We restrain the policeman to insert an IV. We give some diazepam to sedate him, then antibiotics for the wound. Andrea heads back outside. Carlos shows me the patient he’s dealing with, a boy of about ten with an open jaw injury. He’s lying on his own and looks impossibly calm, no tears, and he nods when we tell him we’re going to rinse the wound to have a better look. I inject local anaesthetic and Carlos pours saline through the entry wound, a long jagged gash above the left jawline, but Carlos stops abruptly when smaller bone fragments from the boy’s mandible begin flushing from a second laceration beneath his mouth. No way we can manage this out here. Carlos applies bandages and gives antibiotics. We’ll come back to him.
Back outside. Andrea’s dealing with a man who has a cut to the side of his neck, and I see Roberto limping towards her. We help him to the stairs outside the assessment room, sit him down and roll up his trousers where they’re torn. ‘It’s small,’ he says of the gash to his right lower leg. ‘Show me the patients.’
‘Roberto, we should—’
‘Leave it.’
Pascal finds him a crutch. Andrea and I show him around, and maybe half an hour passes without more people arriving. Things seem to be settling. All staff are back and now working systematically. Only two patients appear to be severely injured—the policeman, now losing consciousness, and the young boy with the jaw injury—and all others have relatively minor injuries: that neck laceration, a breast wound, several limb and facial lacerations, and two men with chest wounds.

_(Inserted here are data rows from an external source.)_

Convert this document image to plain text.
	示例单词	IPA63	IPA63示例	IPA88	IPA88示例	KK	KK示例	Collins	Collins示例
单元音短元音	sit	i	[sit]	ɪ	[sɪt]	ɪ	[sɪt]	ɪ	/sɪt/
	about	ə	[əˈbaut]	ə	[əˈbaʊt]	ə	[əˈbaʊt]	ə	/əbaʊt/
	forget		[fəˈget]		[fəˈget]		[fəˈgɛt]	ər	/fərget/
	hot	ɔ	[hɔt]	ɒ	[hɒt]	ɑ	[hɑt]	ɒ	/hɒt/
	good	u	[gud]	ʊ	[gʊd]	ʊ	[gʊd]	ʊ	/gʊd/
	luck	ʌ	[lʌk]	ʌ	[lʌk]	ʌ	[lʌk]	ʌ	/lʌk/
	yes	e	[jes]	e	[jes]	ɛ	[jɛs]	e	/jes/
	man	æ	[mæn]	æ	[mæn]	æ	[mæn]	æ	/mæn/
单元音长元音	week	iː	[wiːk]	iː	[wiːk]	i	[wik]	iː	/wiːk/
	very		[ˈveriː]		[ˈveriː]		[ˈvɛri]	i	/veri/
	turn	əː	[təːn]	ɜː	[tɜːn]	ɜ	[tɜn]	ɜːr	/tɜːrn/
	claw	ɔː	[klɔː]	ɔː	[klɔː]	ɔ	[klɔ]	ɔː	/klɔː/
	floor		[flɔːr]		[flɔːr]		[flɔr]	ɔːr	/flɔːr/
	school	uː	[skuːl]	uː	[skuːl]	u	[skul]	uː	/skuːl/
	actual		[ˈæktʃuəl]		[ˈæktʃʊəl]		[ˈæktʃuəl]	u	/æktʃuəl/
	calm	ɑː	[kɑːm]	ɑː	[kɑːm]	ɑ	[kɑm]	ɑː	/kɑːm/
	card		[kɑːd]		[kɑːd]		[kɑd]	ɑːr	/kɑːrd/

We organise the beds that are needed. We give antibiotics and tetanus cover and spend the remainder of the afternoon exploring wounds, trying to assess their depth and retrieve shrapnel, but without X-ray it’s largely a fishing expedition. Hard to tell how many fragments there are, or how deep, so we retrieve them where we can; for others, we leave the wounds open but bandaged, hoping the metal will extrude itself in coming days.